Ростислав Мстиславич, соединившись с племянниками, затеял рать с моим отцом и отнял у него киевский стол. Отец призвал на подмогу половцев и наверняка утвердился бы в Киеве надолго, если бы не пал в сражении.
Манефа замолчала.
— Зачем же дед мой поганых-то призвал? — недовольно заметил Игорь. — Разве это гоже?
Манефа посмотрела на сына серьезными глазами.
— Дед твой не просто половцев на помощь позвал, но своих родственников, — промолвила она. — Женат он был на половчанке. Что ты глядишь на меня удивленными глазами, сынок? И отец твой первым браком на половчанке женат был. И у Юрия Долгорукого жена была половчанка. Это стало в обычае у русских князей на ханских дочерях жениться.
После всего услышанного Игорь пребывал в легкой растерянности.
Oн-то думал, что Ольговичи только с Мономашичами враждуют, а у них, оказывается, и со своими родственниками Давыдовичами свары были, и какие свары! Из Давыдовичей никого уже не осталось до мужской линии, последний из них во Вщиже помер в прошлом году. А ежели были бы у Изяслава Давыдовича, Игорева деда, сыновья столь же ратные по духу, как их родитель, то владели бы они сейчас не только Черниговом, но и Киевом!
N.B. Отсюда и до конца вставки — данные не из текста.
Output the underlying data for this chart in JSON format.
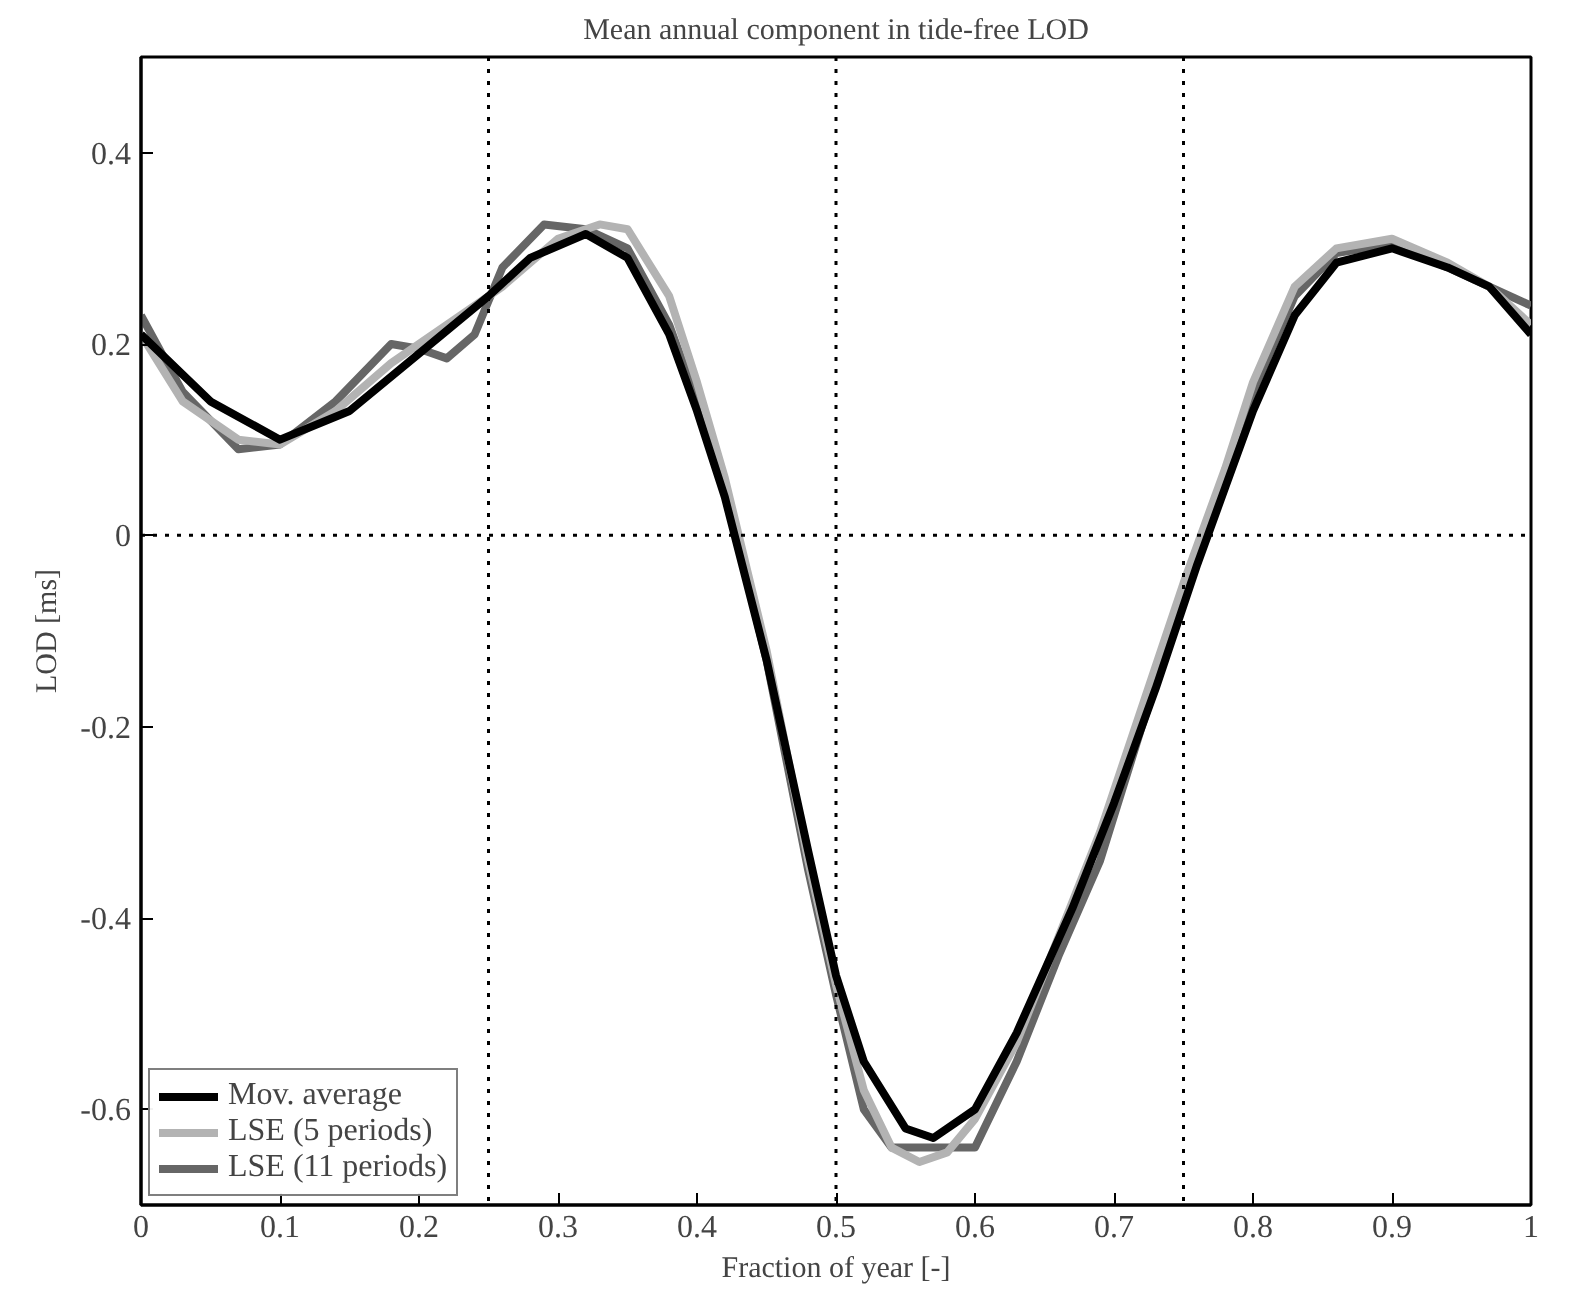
{
  "chart_data": {
    "type": "line",
    "title": "Mean annual component in tide-free LOD",
    "xlabel": "Fraction of year [-]",
    "ylabel": "LOD [ms]",
    "xlim": [
      0,
      1
    ],
    "ylim": [
      -0.7,
      0.5
    ],
    "xticks": [
      0,
      0.1,
      0.2,
      0.3,
      0.4,
      0.5,
      0.6,
      0.7,
      0.8,
      0.9,
      1
    ],
    "yticks": [
      -0.6,
      -0.4,
      -0.2,
      0,
      0.2,
      0.4
    ],
    "grid": false,
    "legend": "bottom left",
    "line_style": "solid",
    "marker": "none",
    "ref_lines": [
      {
        "axis": "x",
        "value": 0.25,
        "line_style": "dotted"
      },
      {
        "axis": "x",
        "value": 0.5,
        "line_style": "dotted"
      },
      {
        "axis": "x",
        "value": 0.75,
        "line_style": "dotted"
      },
      {
        "axis": "y",
        "value": 0,
        "line_style": "dotted"
      }
    ],
    "series": [
      {
        "name": "LSE (11 periods)",
        "color": "#666666",
        "x": [
          0,
          0.03,
          0.07,
          0.1,
          0.14,
          0.18,
          0.2,
          0.22,
          0.24,
          0.26,
          0.29,
          0.32,
          0.35,
          0.38,
          0.4,
          0.42,
          0.45,
          0.48,
          0.5,
          0.52,
          0.54,
          0.57,
          0.6,
          0.63,
          0.66,
          0.69,
          0.72,
          0.75,
          0.78,
          0.8,
          0.83,
          0.86,
          0.9,
          0.94,
          0.97,
          1
        ],
        "values": [
          0.23,
          0.15,
          0.09,
          0.095,
          0.14,
          0.2,
          0.195,
          0.185,
          0.21,
          0.28,
          0.325,
          0.32,
          0.3,
          0.22,
          0.14,
          0.05,
          -0.13,
          -0.35,
          -0.48,
          -0.6,
          -0.64,
          -0.64,
          -0.64,
          -0.55,
          -0.44,
          -0.34,
          -0.2,
          -0.07,
          0.06,
          0.15,
          0.25,
          0.295,
          0.305,
          0.28,
          0.26,
          0.24
        ]
      },
      {
        "name": "LSE (5 periods)",
        "color": "#b3b3b3",
        "x": [
          0,
          0.03,
          0.07,
          0.1,
          0.14,
          0.18,
          0.22,
          0.26,
          0.3,
          0.33,
          0.35,
          0.38,
          0.4,
          0.42,
          0.45,
          0.48,
          0.5,
          0.52,
          0.54,
          0.56,
          0.58,
          0.6,
          0.63,
          0.66,
          0.69,
          0.72,
          0.75,
          0.78,
          0.8,
          0.83,
          0.86,
          0.9,
          0.94,
          0.97,
          1
        ],
        "values": [
          0.21,
          0.14,
          0.1,
          0.095,
          0.13,
          0.18,
          0.22,
          0.26,
          0.31,
          0.325,
          0.32,
          0.25,
          0.16,
          0.06,
          -0.12,
          -0.34,
          -0.47,
          -0.58,
          -0.64,
          -0.655,
          -0.645,
          -0.61,
          -0.53,
          -0.42,
          -0.31,
          -0.18,
          -0.05,
          0.07,
          0.16,
          0.26,
          0.3,
          0.31,
          0.285,
          0.26,
          0.22
        ]
      },
      {
        "name": "Mov. average",
        "color": "#000000",
        "x": [
          0,
          0.05,
          0.1,
          0.15,
          0.2,
          0.25,
          0.28,
          0.32,
          0.35,
          0.38,
          0.4,
          0.42,
          0.45,
          0.48,
          0.5,
          0.52,
          0.55,
          0.57,
          0.6,
          0.63,
          0.67,
          0.7,
          0.73,
          0.76,
          0.78,
          0.8,
          0.83,
          0.86,
          0.9,
          0.94,
          0.97,
          1
        ],
        "values": [
          0.21,
          0.14,
          0.1,
          0.13,
          0.19,
          0.25,
          0.29,
          0.315,
          0.29,
          0.21,
          0.13,
          0.04,
          -0.13,
          -0.33,
          -0.46,
          -0.55,
          -0.62,
          -0.63,
          -0.6,
          -0.52,
          -0.39,
          -0.28,
          -0.16,
          -0.03,
          0.05,
          0.13,
          0.23,
          0.285,
          0.3,
          0.28,
          0.26,
          0.21
        ]
      }
    ]
  }
}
Взять хотя бы мать Игореву. По твердости духа никакому мужчине не уступит. Не раз Игорь слышал сожаление из материнских уст, что не дал ей Бог родиться мужчиной. Мол, приходится ей из своего женского сарафана взирать на мужскую немощь и скудоумие!
Дедом своим Изяславом Давыдовичем Игорь невольно восхищался после рассказа матери. И впрямь, рассуждал Игорь наедине с самим собой, лучше пренебречь старинным обычаем и доблестью добыть себе высокий стол княжеский, чем ждать милостей от дядей своих.
Вечером перед сном Игорь достал из ларца берестяную грамотку, привезенную ему зимой из Киева воеводой Бренком. То было очередное послание Вышеслава своему другу.
Развернув берестяной лоскут, Игорь еще раз прочитал изречение некоего Вергилия, приведенное Вышеславом в конце письма: «Счастье помогает смелым».
«Верно подметил этот Вергилий, — подумал Игорь, — и пример моего деда Изяслава Давыдовича тому подтверждение».